Friday, October 14, 2016

Will the Fed Raise Rates in December?

Once the election is over, the Fed will decide what to do about these unprecedented low interest rates. Many analysts are suggesting a rate increase is eminent. This is a concern for many people. If they do raise the Fed rate it will have a negative impact on the mortgages but not horribly so. The Fed is smart enough to know that small incremental increases are the only way to 'safely' raise rates. That said if they are going to raise the rates, is it not wise for those thinking about a refinance or a home purchase to act now, rather than later?

Our market is still seeing a price appreciation. It is not a rapid appreciation like we saw last year and into this spring, but it is rolling along at a sustainably healthy 4-6% annually. So people lallygagging around in the housing market will see the price of homes rise by about 1/2 percent monthly and could see an average mortgage rate  increase of 1/4 to 1/2 percent by the end of the year if the Fed raises rates.

Paying more for a house and more interest is not a good combination. Those thinking about a home purchase should strongly consider making their move now. Even if the Fed sits on rates, the monthly price appreciation marches on. The difference of 0.5% seems minor, but that is $1500 on a $300,000 home every month! A quarter point to interest rates will add thousands over the life of the loan. Why not act sooner, rather than later?

Those who are not able to buy now but may be working toward that goal, worry not, rates could go up by two FULL percentage points and still be lower than the 50 year average. It isn't the end of the line if the Fed creeps the rate up a little. In fact it is long overdue.

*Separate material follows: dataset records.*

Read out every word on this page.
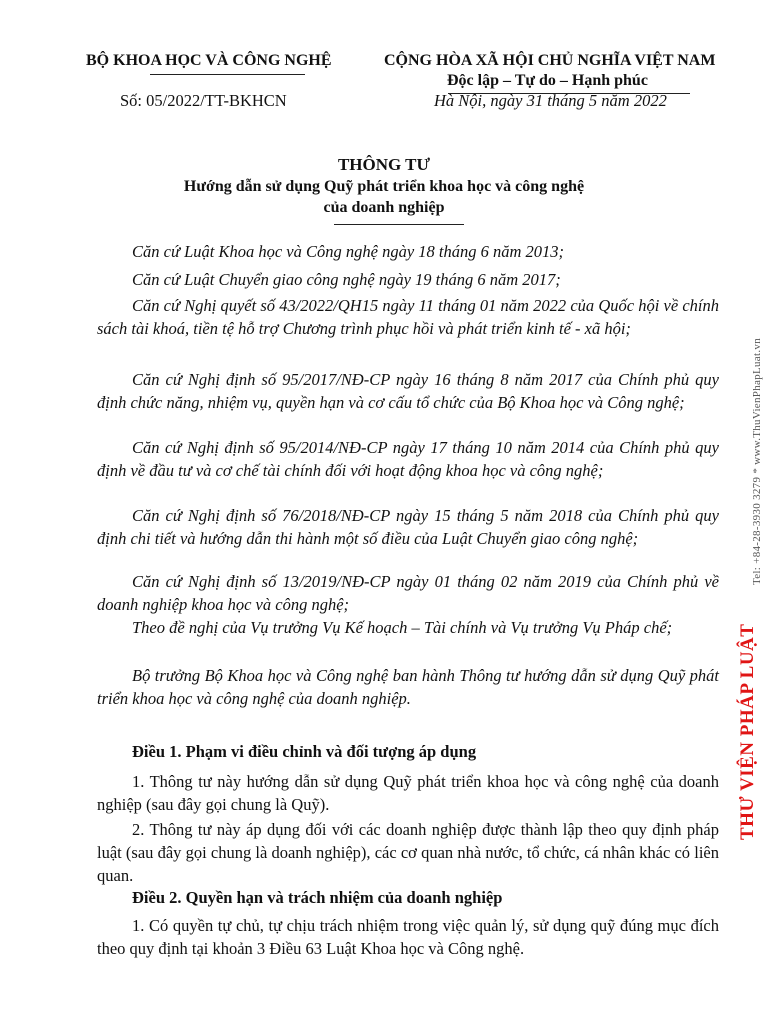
BỘ KHOA HỌC VÀ CÔNG NGHỆ
Số: 05/2022/TT-BKHCN
CỘNG HÒA XÃ HỘI CHỦ NGHĨA VIỆT NAM
Độc lập – Tự do – Hạnh phúc
Hà Nội, ngày 31 tháng 5 năm 2022
THÔNG TƯ
Hướng dẫn sử dụng Quỹ phát triển khoa học và công nghệ
của doanh nghiệp
Căn cứ Luật Khoa học và Công nghệ ngày 18 tháng 6 năm 2013;
Căn cứ Luật Chuyển giao công nghệ ngày 19 tháng 6 năm 2017;
Căn cứ Nghị quyết số 43/2022/QH15 ngày 11 tháng 01 năm 2022 của Quốc hội về chính sách tài khoá, tiền tệ hỗ trợ Chương trình phục hồi và phát triển kinh tế - xã hội;
Căn cứ Nghị định số 95/2017/NĐ-CP ngày 16 tháng 8 năm 2017 của Chính phủ quy định chức năng, nhiệm vụ, quyền hạn và cơ cấu tổ chức của Bộ Khoa học và Công nghệ;
Căn cứ Nghị định số 95/2014/NĐ-CP ngày 17 tháng 10 năm 2014 của Chính phủ quy định về đầu tư và cơ chế tài chính đối với hoạt động khoa học và công nghệ;
Căn cứ Nghị định số 76/2018/NĐ-CP ngày 15 tháng 5 năm 2018 của Chính phủ quy định chi tiết và hướng dẫn thi hành một số điều của Luật Chuyển giao công nghệ;
Căn cứ Nghị định số 13/2019/NĐ-CP ngày 01 tháng 02 năm 2019 của Chính phủ về doanh nghiệp khoa học và công nghệ;
Theo đề nghị của Vụ trưởng Vụ Kế hoạch – Tài chính và Vụ trưởng Vụ Pháp chế;
Bộ trưởng Bộ Khoa học và Công nghệ ban hành Thông tư hướng dẫn sử dụng Quỹ phát triển khoa học và công nghệ của doanh nghiệp.
Điều 1. Phạm vi điều chỉnh và đối tượng áp dụng
1. Thông tư này hướng dẫn sử dụng Quỹ phát triển khoa học và công nghệ của doanh nghiệp (sau đây gọi chung là Quỹ).
2. Thông tư này áp dụng đối với các doanh nghiệp được thành lập theo quy định pháp luật (sau đây gọi chung là doanh nghiệp), các cơ quan nhà nước, tổ chức, cá nhân khác có liên quan.
Điều 2. Quyền hạn và trách nhiệm của doanh nghiệp
1. Có quyền tự chủ, tự chịu trách nhiệm trong việc quản lý, sử dụng quỹ đúng mục đích theo quy định tại khoản 3 Điều 63 Luật Khoa học và Công nghệ.
THƯ VIỆN PHÁP LUẬT
Tel: +84-28-3930 3279 * www.ThuVienPhapLuat.vn
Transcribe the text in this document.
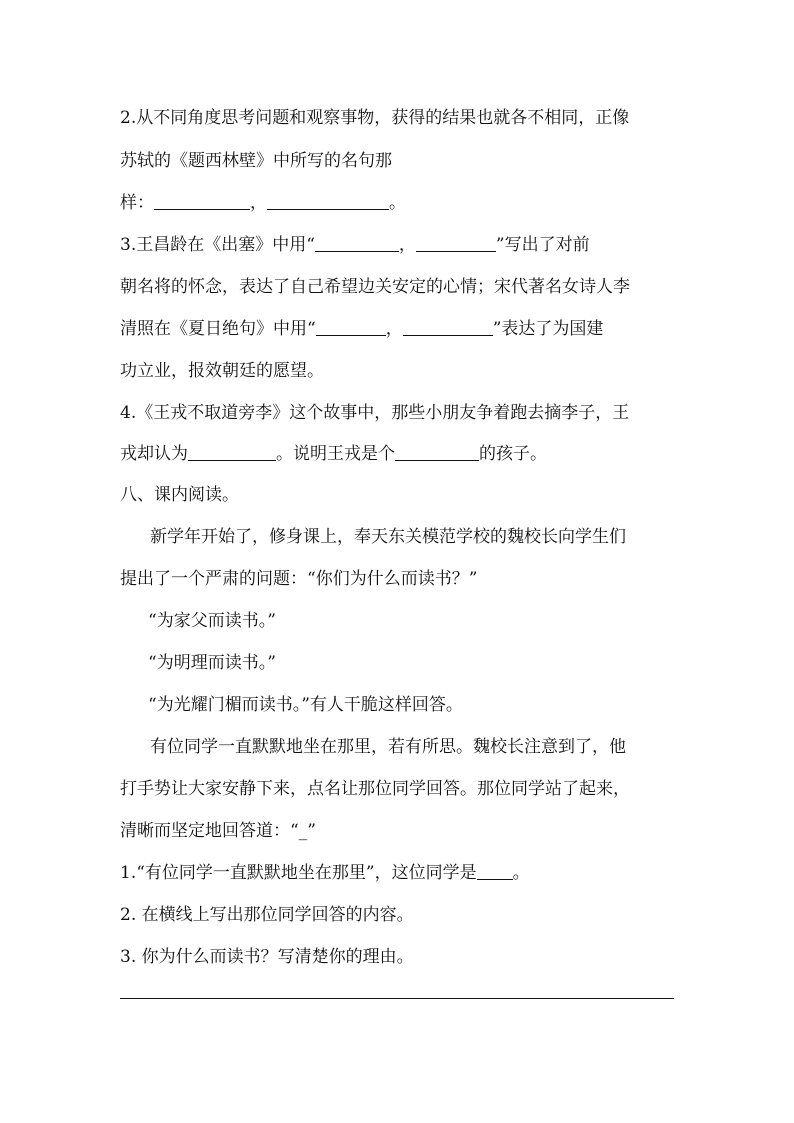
2.从不同角度思考问题和观察事物，获得的结果也就各不相同，正像
苏轼的《题西林壁》中所写的名句那
样：	，	。
3.王昌龄在《出塞》中用“	，	”写出了对前
朝名将的怀念，表达了自己希望边关安定的心情；宋代著名女诗人李
清照在《夏日绝句》中用“	，	”表达了为国建
功立业，报效朝廷的愿望。
4.《王戎不取道旁李》这个故事中，那些小朋友争着跑去摘李子，王
戎却认为	。说明王戎是个	的孩子。
八、课内阅读。
新学年开始了，修身课上，奉天东关模范学校的魏校长向学生们
提出了一个严肃的问题：“你们为什么而读书？”
“为家父而读书。”
“为明理而读书。”
“为光耀门楣而读书。”有人干脆这样回答。
有位同学一直默默地坐在那里，若有所思。魏校长注意到了，他
打手势让大家安静下来，点名让那位同学回答。那位同学站了起来，
清晰而坚定地回答道：“_”
1.“有位同学一直默默地坐在那里”，这位同学是 。
2. 在横线上写出那位同学回答的内容。
3. 你为什么而读书？写清楚你的理由。
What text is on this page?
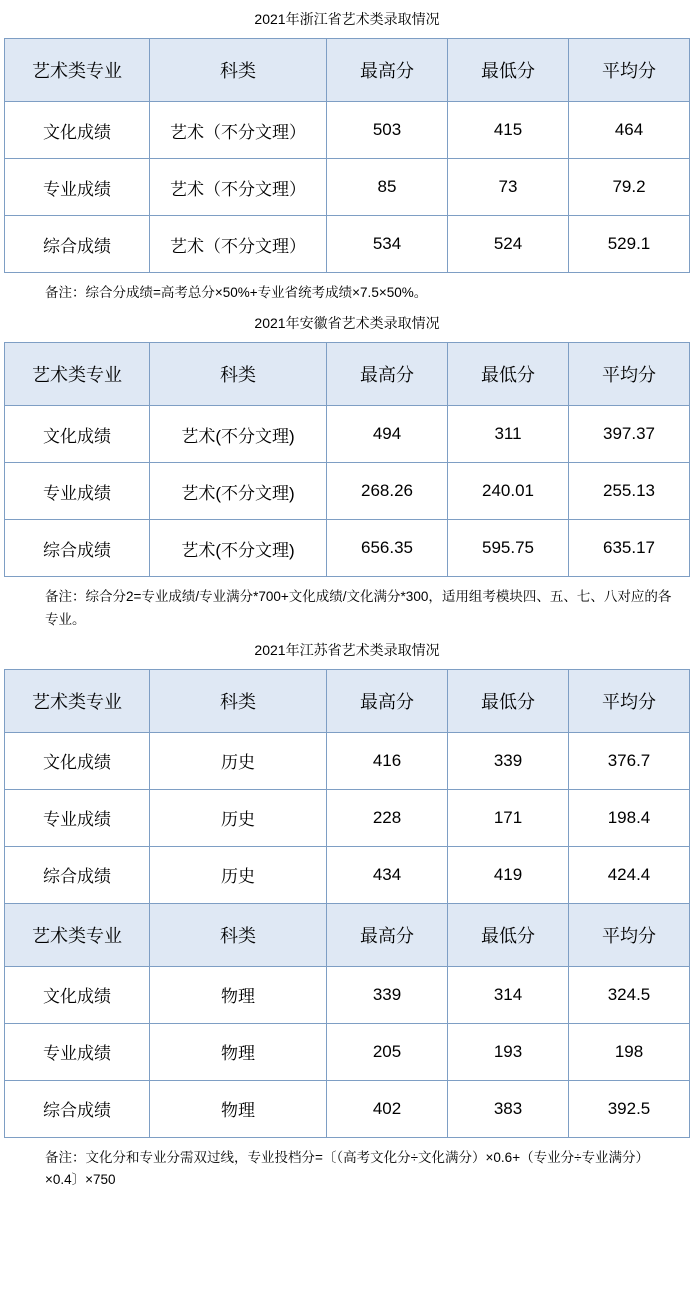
2021年浙江省艺术类录取情况
艺术类专业	科类	最高分	最低分	平均分
文化成绩	艺术（不分文理）	503	415	464
专业成绩	艺术（不分文理）	85	73	79.2
综合成绩	艺术（不分文理）	534	524	529.1
备注：综合分成绩=高考总分×50%+专业省统考成绩×7.5×50%。
2021年安徽省艺术类录取情况
艺术类专业	科类	最高分	最低分	平均分
文化成绩	艺术(不分文理)	494	311	397.37
专业成绩	艺术(不分文理)	268.26	240.01	255.13
综合成绩	艺术(不分文理)	656.35	595.75	635.17
备注：综合分2=专业成绩/专业满分*700+文化成绩/文化满分*300，适用组考模块四、五、七、八对应的各专业。
2021年江苏省艺术类录取情况
艺术类专业	科类	最高分	最低分	平均分
文化成绩	历史	416	339	376.7
专业成绩	历史	228	171	198.4
综合成绩	历史	434	419	424.4
艺术类专业	科类	最高分	最低分	平均分
文化成绩	物理	339	314	324.5
专业成绩	物理	205	193	198
综合成绩	物理	402	383	392.5
备注：文化分和专业分需双过线，专业投档分=〔（高考文化分÷文化满分）×0.6+（专业分÷专业满分）×0.4〕×750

If however a buyer is sitting out there waiting and they are capable of buying now, the waiting serves no real purpose. Below is an excerpt from a past blog post that draws from references I made in my 2010 Book, Don't Panic.

"Many buyers qualified to buy a home a few years ago, but they allowed market fear to get in the way and they hesitated. Now the market has passed them by. When considering an owner occupied property, the time to buy is nearly always now. Yes exceptions are true, buying in late 2007 was not ideal, but one always needs a place to live and even those who bought at the peak before the great crash, still had a home to live in and those folks are now seeing all their equity return. While the home was financially "underwater" it still served its purpose as a shelter. In the grand scheme of things the only bad thing about the value decline was that it limited the ability to sell.

Too many people put too much into the "investment angle" of the home they buy to live in. Yes, we always want to make a sound investment. But unless you are renting out every extra inch of that house, you are not maximizing your investment. I did not buy the house I live in as an investment, I bought it to provide shelter for my family and to use it for my own needs. Its value is not important until I decide to sell it or leverage it. As a real estate professional I do tend to look at the investment side of buying a house even when I intend to live in it, but I never let the investment potential or lack there of, be the overriding factor in the purchase. The primary concern is its use value. Investment potential is supplemental at best."

Home ownership is an important part of our American economic system and both political parties seem to get that. It is one of the few issues in which we have a non-partisan consensus. If you are able the time to act is now.